Most who need treatment don't think they do, and most don't get it
Ty Borders, the director of UK's Rural and Underserved Health Research Center, told the scholars Friday that most people who have been diagnosed with substance-use disorders don't think they need treatment, and most who need treatment don't get it.
He said a national study found that only 17 percent of people with a heroin-use disorder in urban areas, and 24 percent in rural areas, thought they needed treatment; and among those with disorder involving prescription drugs, only 8 percent in urban areas and 13 percent in rural areas saw a need.
"The biggest predictor of people actually trying to get treatment for drug use disorder is whether they perceive any need for it," Borders said.
Not many more with a substance-use disorder actually got treatment.
The study found that in 2014-15, about 13 percent of Americans aged 18-64 who had a drug-use disorder got any type of treatment for it. That number was higher among those with an opioid-use disorder, around 24 percent, largely because there is a medication available to treat it, Borders said.
"These are really low rates, especially when you compare these to rates of treatment for hypertension, diabetes, cancer, et cetera," he said.
Ty Borders |
He said Kentucky data show that the proportion of Medicaid patients who were prescribed buprenorphine and also received counseling at the same time increased in 2014-16, but the percentage who actually got the drug went down duruing that period.

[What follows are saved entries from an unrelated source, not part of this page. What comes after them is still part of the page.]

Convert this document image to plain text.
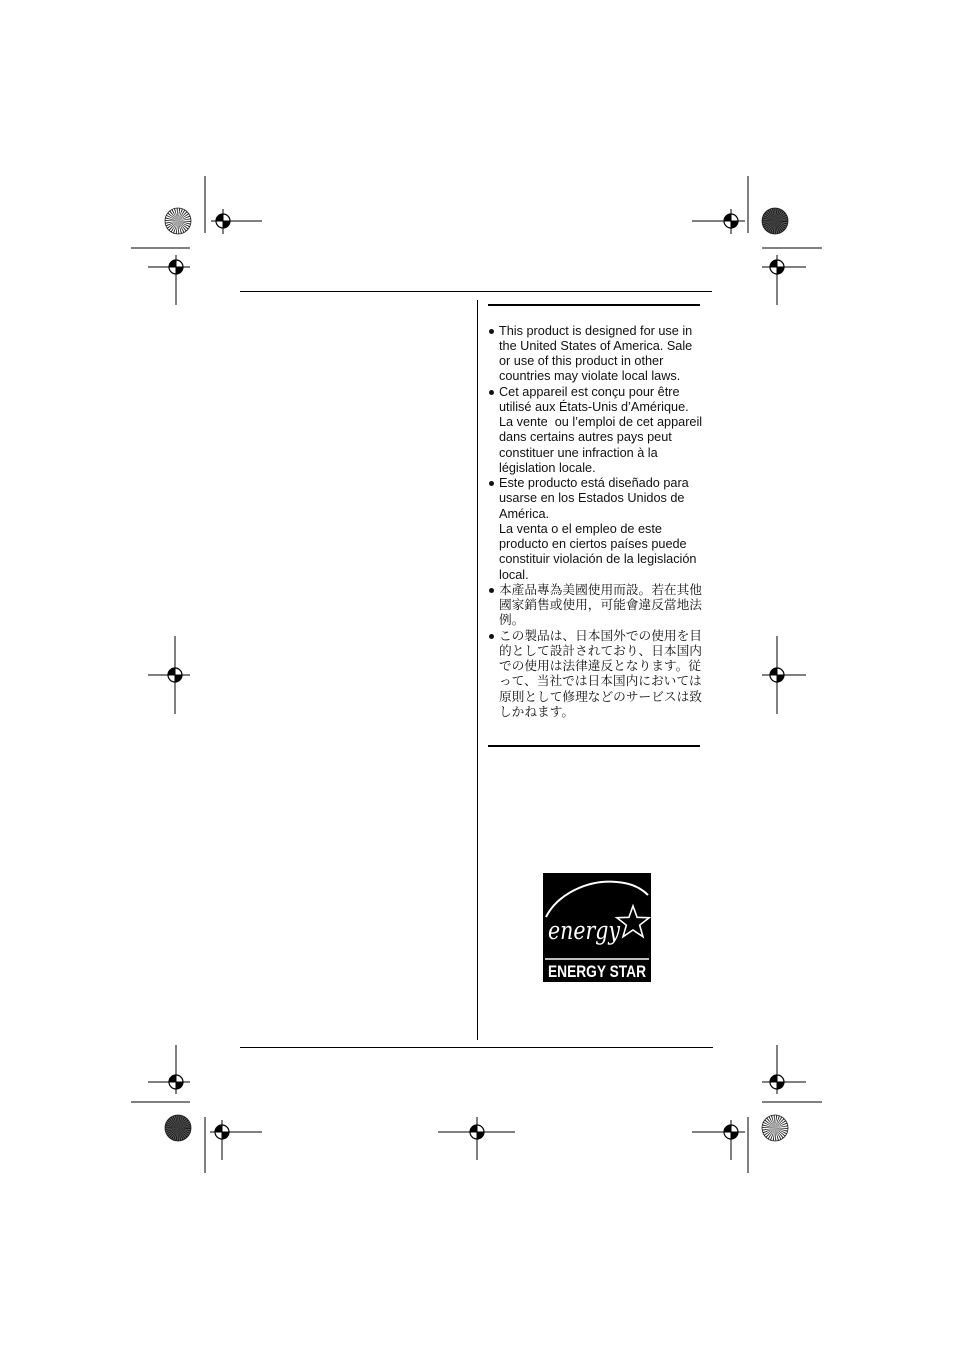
This product is designed for use in
the United States of America. Sale
or use of this product in other
countries may violate local laws.
Cet appareil est conçu pour être
utilisé aux États-Unis d’Amérique.
La vente  ou l’emploi de cet appareil
dans certains autres pays peut
constituer une infraction à la
législation locale.
Este producto está diseñado para
usarse en los Estados Unidos de
América.
La venta o el empleo de este
producto en ciertos países puede
constituir violación de la legislación
local.
本產品專為美國使用而設。若在其他
國家銷售或使用，可能會違反當地法
例。
この製品は、日本国外での使用を目
的として設計されており、日本国内
での使用は法律違反となります。従
って、当社では日本国内においては
原則として修理などのサービスは致
しかねます。
energy
ENERGY STAR
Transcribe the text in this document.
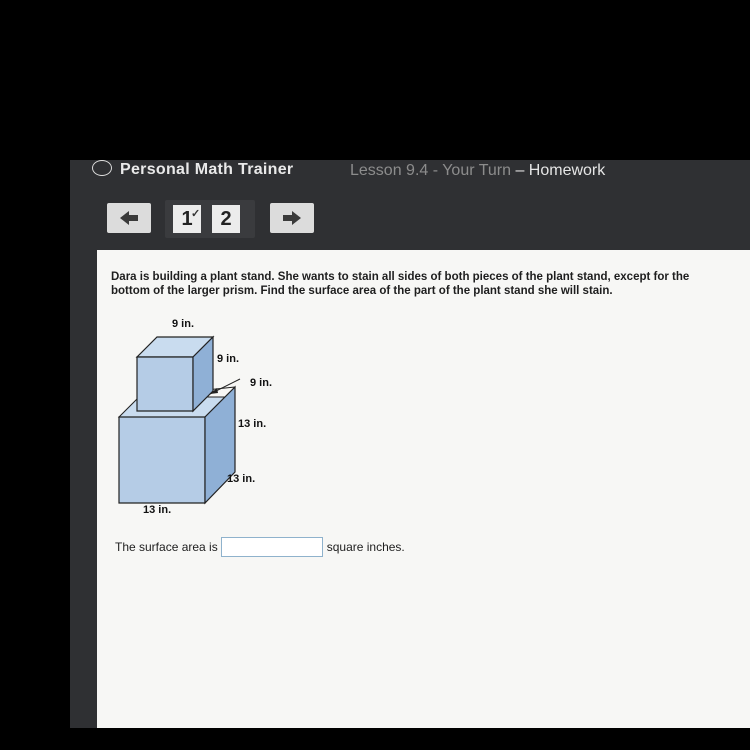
Personal Math Trainer	Lesson 9.4 - Your Turn – Homework
1
✓	2
Dara is building a plant stand. She wants to stain all sides of both pieces of the plant stand, except for the bottom of the larger prism. Find the surface area of the part of the plant stand she will stain.
9 in.
9 in.
9 in.
13 in.
13 in.
13 in.
The surface area is	square inches.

"That means fewer people are getting access to this drug, if they had an opioid use disorder and they were covered by Medicaid," he said, adding that one reason for this could be that insurance firms that manage Medicaid have put in prior-authorization requirements and other mechanisms that make it harder for providers to get approval for payment by the program.
Rep. Kim Moser, R-Taylor Mill, filed House Bill 121 to address this issue, but it got stuck in the Senate and is not far enough along in the process to pass on March 28, the last day of the legislative session. Moser told Kentucky Health News that it's important for patients to be able to get their medication-assisted treatment drugs without any delay because it keeps them from cycling in and out of jail or emergency rooms, and prevents overdose deaths.
Borders said there continues to be a great need for more buprenorphine prescribers in the central and western parts of the U.S., where some people have to drive more than 100 miles to get this medication.
Part of the problem is that the U.S. Drug Enforcement Administration requires health-care providers to either be board-certified to prescribe addiction medications or to take eight hours of training to get certified to prescribe, and then are only allowed to treat 275 patients annually.
Borders said research shows there are more buprenorphine prescriptions in states that expanded Medicaid to people who earn up to 138 percent of the federal poverty level, as Kentucky did. Borders attributed this to more people having access to a health-care provider and therefore the drug, and also being more able to pay for it because they have insurance.